Prologue applies specifically to the initial and distinct part of a poetic or dramatic work which may serve the purposes of an introduction (as by describing the characters or expounding the situations in which they find themselves) or which may be a discourse preceding the opening of a play, by a character of the play or by an actor who serves as a mouthpiece for the author, and giving a hint of the author’s purposes or methods or attempting to attract the auditors’ attention to or interest in the play to come. In its extended use, therefore, prologue often suggests an action or an event that sets the stage or paves the way for a series of exploits, achievements, or significant events.
Prelude applies in its general sense to something (as a series of events, actions, or natural phenomena) which constitute figuratively a short play or performance and serve as a sign or indication of or a preparation for what is to follow. As a technical term in music prelude applies sometimes to an opening voluntary in a religious service but more often, and more specifically, to an introductory piece forming a section or a movement, especially of a fugue or a suite but sometimes of an oratorio or of an opera, and serving usually to introduce the theme or chief subject of the work. In this sense prelude applies sometimes to musical, or occasionally other, works which have something of the character of an introductory section or movement but are so constructed that they have intrinsic and independent value.
In ecclesiastical use preface applies to the prayer of exhortation to thanksgiving and of divine praise which opens the important part of a solemn Eucharistic service where the consecration of the bread and wine occurs. In its more common general sense preface applies specifically to a short discourse which is distinct from the literary work (as a treatise, a novel, a poem or collection of poems) which follows, is written usually by the author but sometimes by an editor or a friend, and has for its main purpose either to put the reader into the right frame of mind for the understanding or appreciation of the work he is about to read or to supply him with information that may be necessary to his proper understanding or use of it.
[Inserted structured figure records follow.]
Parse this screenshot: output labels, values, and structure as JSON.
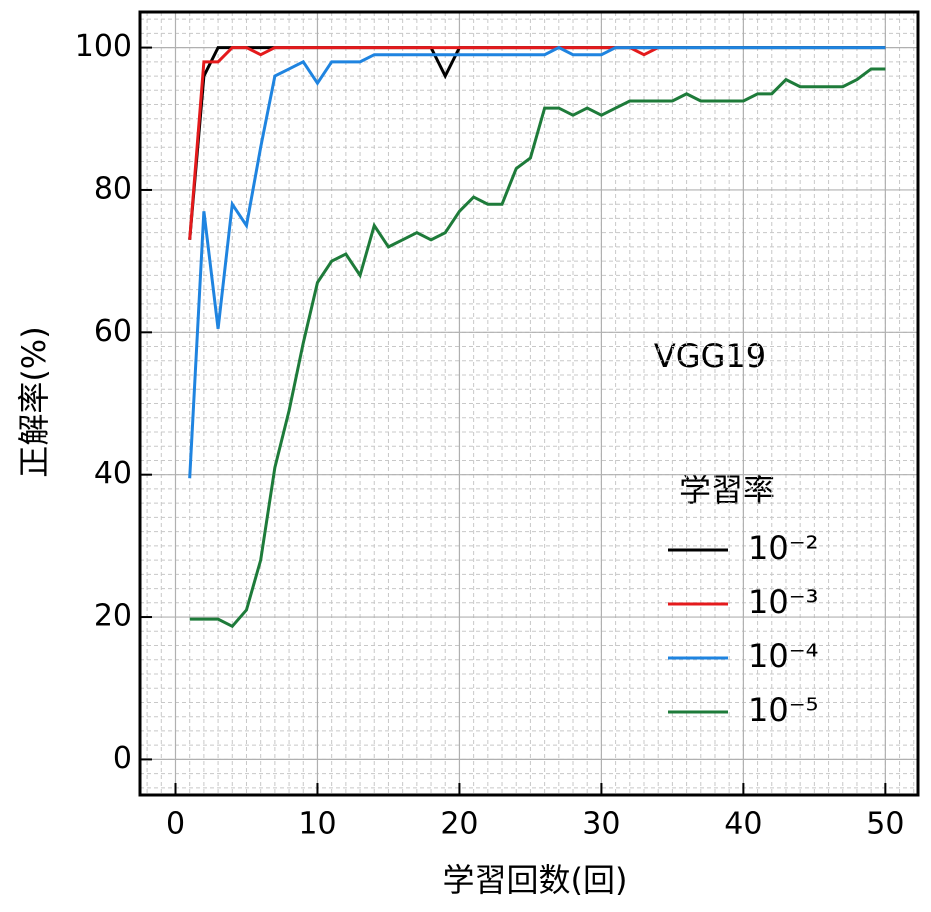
{
  "chart_data": {
    "type": "line",
    "annotation": "VGG19",
    "x_label": "学習回数(回)",
    "y_label": "正解率(%)",
    "legend_title": "学習率",
    "legend": "right",
    "grid": true,
    "xlim": [
      -2.5,
      52.3
    ],
    "ylim": [
      -5,
      105
    ],
    "xticks": [
      0,
      10,
      20,
      30,
      40,
      50
    ],
    "yticks": [
      0,
      20,
      40,
      60,
      80,
      100
    ],
    "x": [
      1,
      2,
      3,
      4,
      5,
      6,
      7,
      8,
      9,
      10,
      11,
      12,
      13,
      14,
      15,
      16,
      17,
      18,
      19,
      20,
      21,
      22,
      23,
      24,
      25,
      26,
      27,
      28,
      29,
      30,
      31,
      32,
      33,
      34,
      35,
      36,
      37,
      38,
      39,
      40,
      41,
      42,
      43,
      44,
      45,
      46,
      47,
      48,
      49,
      50
    ],
    "series": [
      {
        "name": "10⁻²",
        "color": "#000000",
        "values": [
          73,
          96,
          100,
          100,
          100,
          100,
          100,
          100,
          100,
          100,
          100,
          100,
          100,
          100,
          100,
          100,
          100,
          100,
          96,
          100,
          100,
          100,
          100,
          100,
          100,
          100,
          100,
          100,
          100,
          100,
          100,
          100,
          100,
          100,
          100,
          100,
          100,
          100,
          100,
          100,
          100,
          100,
          100,
          100,
          100,
          100,
          100,
          100,
          100,
          100
        ]
      },
      {
        "name": "10⁻³",
        "color": "#e41a1c",
        "values": [
          73,
          98,
          98,
          100,
          100,
          99,
          100,
          100,
          100,
          100,
          100,
          100,
          100,
          100,
          100,
          100,
          100,
          100,
          100,
          100,
          100,
          100,
          100,
          100,
          100,
          100,
          100,
          100,
          100,
          100,
          100,
          100,
          99,
          100,
          null,
          null,
          null,
          null,
          null,
          null,
          null,
          null,
          null,
          null,
          null,
          null,
          null,
          null,
          null,
          null
        ]
      },
      {
        "name": "10⁻⁴",
        "color": "#1f84e0",
        "values": [
          39.5,
          77,
          60.5,
          78,
          75,
          86,
          96,
          97,
          98,
          95,
          98,
          98,
          98,
          99,
          99,
          99,
          99,
          99,
          99,
          99,
          99,
          99,
          99,
          99,
          99,
          99,
          100,
          99,
          99,
          99,
          100,
          100,
          100,
          100,
          100,
          100,
          100,
          100,
          100,
          100,
          100,
          100,
          100,
          100,
          100,
          100,
          100,
          100,
          100,
          100
        ]
      },
      {
        "name": "10⁻⁵",
        "color": "#1e7b3a",
        "values": [
          19.7,
          19.7,
          19.7,
          18.7,
          21,
          28,
          41,
          49,
          58.5,
          67,
          70,
          71,
          68,
          75,
          72,
          73,
          74,
          73,
          74,
          77,
          79,
          78,
          78,
          83,
          84.5,
          91.5,
          91.5,
          90.5,
          91.5,
          90.5,
          91.5,
          92.5,
          92.5,
          92.5,
          92.5,
          93.5,
          92.5,
          92.5,
          92.5,
          92.5,
          93.5,
          93.5,
          95.5,
          94.5,
          94.5,
          94.5,
          94.5,
          95.5,
          97,
          97
        ]
      }
    ]
  }
}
When, however, a work is preceded by both a preface and an introduction, preface is usually applied to the introductory discourse written, and often also signed, by the author or editor, and introduction to the one which is definitely informative rather than personal in its character and usually carries no signature.
In extended use preface may apply to something which serves as an introduction or prelude (as an introductory work on or a more or less tentative treatment of a subject) or to an act or speech, or series of acts or speeches, which has no other purpose than to prepare the way for what is to follow.
Foreword when used in place of preface in reference to front matter of a book may suggest simplicity and brevity of treatment and more often than not applies to material prepared by someone other than the author.
Exordium, a technical term of rhetoric, applies to a formal beginning, especially of an oration but sometimes of a written exposition or argument, in which the speaker or writer makes an approach to his subject by remarks intended to awaken the interest of his auditors or readers and to pave the way for their understanding of what he is to say or for their acceptance of his conclusions.
Preamble applies to a formal introduction, often only an introductory paragraph (as in a statute, a constitution, a treaty, a deed, or a set of resolutions) which states the grounds, purposes, or guiding principles of what follows. It is sometimes used as a designation of a long monotonous preface.